Haji Rohullah (born c. 1967) is a citizen of Afghanistan held in the United States' Bagram Theater detention facility, in Afghanistan. Rohullah worked as a driver before being seized at his farm in Jalalabad in August 2006.

==Identity==
A captive was held in the United States' Guantanamo Bay detention camp in Cuba, named Sahib Rohullah Wakil, a member of Afghanistan's legislature, who is also known as "Haji Rohullah".
On January 16, 2010, the Department of Defense was forced to publish the names of the 645 captives held in the Bagram Theater Internment Facility.
Three of the individuals on the list were named Rohullah. The list distinguished between them solely by a sequence number:
003417,
003830, and
003841.

==Capture and detention==
When Rohullah's writ of habeas corpus was first filed, in 2006, it stated he had been captured in his home a year earlier.
Eleven other men were captured at the same time, but they were all released.

==Ruzatullah v. Gates==
Rohullah is one of the first enemy combatants held by the USA in a detention facility in Afghanistan who has been held able to mount a challenge to his detention through the US court system.
Rohullah, and another Afghan, Ruzatullah, had a writ of habeas corpus submitted on their behalf in November 2006.
On August 10, 2007 Rohullah's lawyers submitted a motion requiring the United States Department of Defense give thirty days' advance notice if they planned to transfer him from US custody to Afghan custody.

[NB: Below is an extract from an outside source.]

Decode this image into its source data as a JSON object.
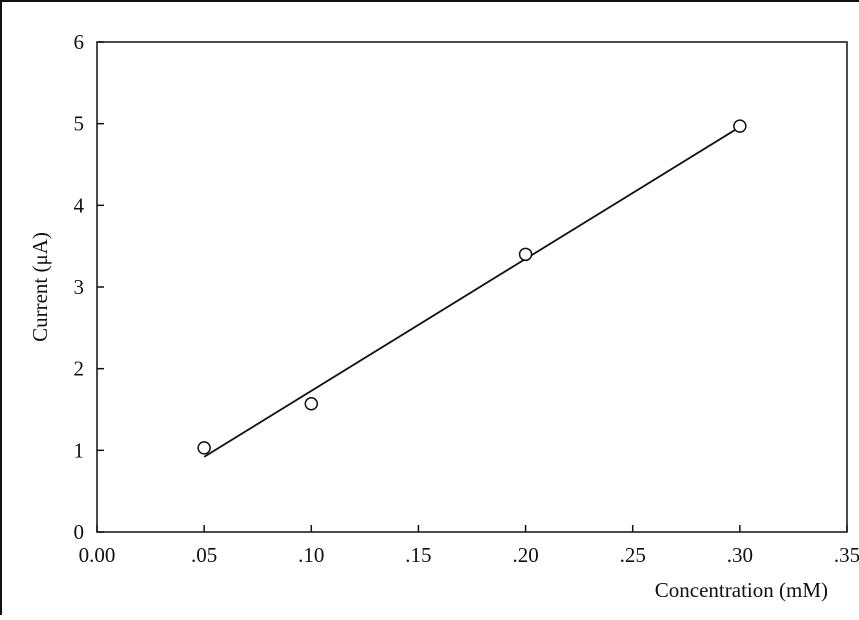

They informed the court that Ruzatullah was quietly transferred out of US jurisdiction, without any notice, in June 2007.

The arguments in the motion were:
1. Petitioner Rohullah Will Suffer Irreparable Harm if He is Transferred Without Notice or an Opportunity to be Heard
  1. Petitioner Ruzatullah Faces the Threat of Irreparable Harm Based on the Potential Loss of his Habeas Claims
  2. Petitioner Rohoullah Faces the Substantial Threat of Torture
2. Petitioner Rohullah Has a Substantial Likelihood of Success on the Merits
3. The Requested Relief Will Not Harm Respondents
4. Public Policy Unequivocally Favors the Granting of Petitioner's Request

Rohullah and Ruzatullah are represented by A. Katherine Toomey, Eric L. Lewis and Dwight P. Bostwick of Baach, Robinson & Lewis and Tina Foster of the International Justice Network.

Jean Lin, a Justice Department attorney, had characterized the motion as ab "extraordinary and drastic remedy."
Lin had argued the motion would: "... interfere directly with the executive's conduct of war-making and foreign policy."

On October 4, 2007 U.S. district court judge Gladys Kessler ruled in Rohullah's favor that the DoD had to give his lawyer's thirty days advance notice of plans to transfer him from US custody.

On December 2, 2008 Sandra Hodgkinson, who was then the Deputy Assistant Secretary of Defense for Detainee Affairs, had a letter to the editor published in American Law, responding to Daphne Eviatar's article on Bagram captivity.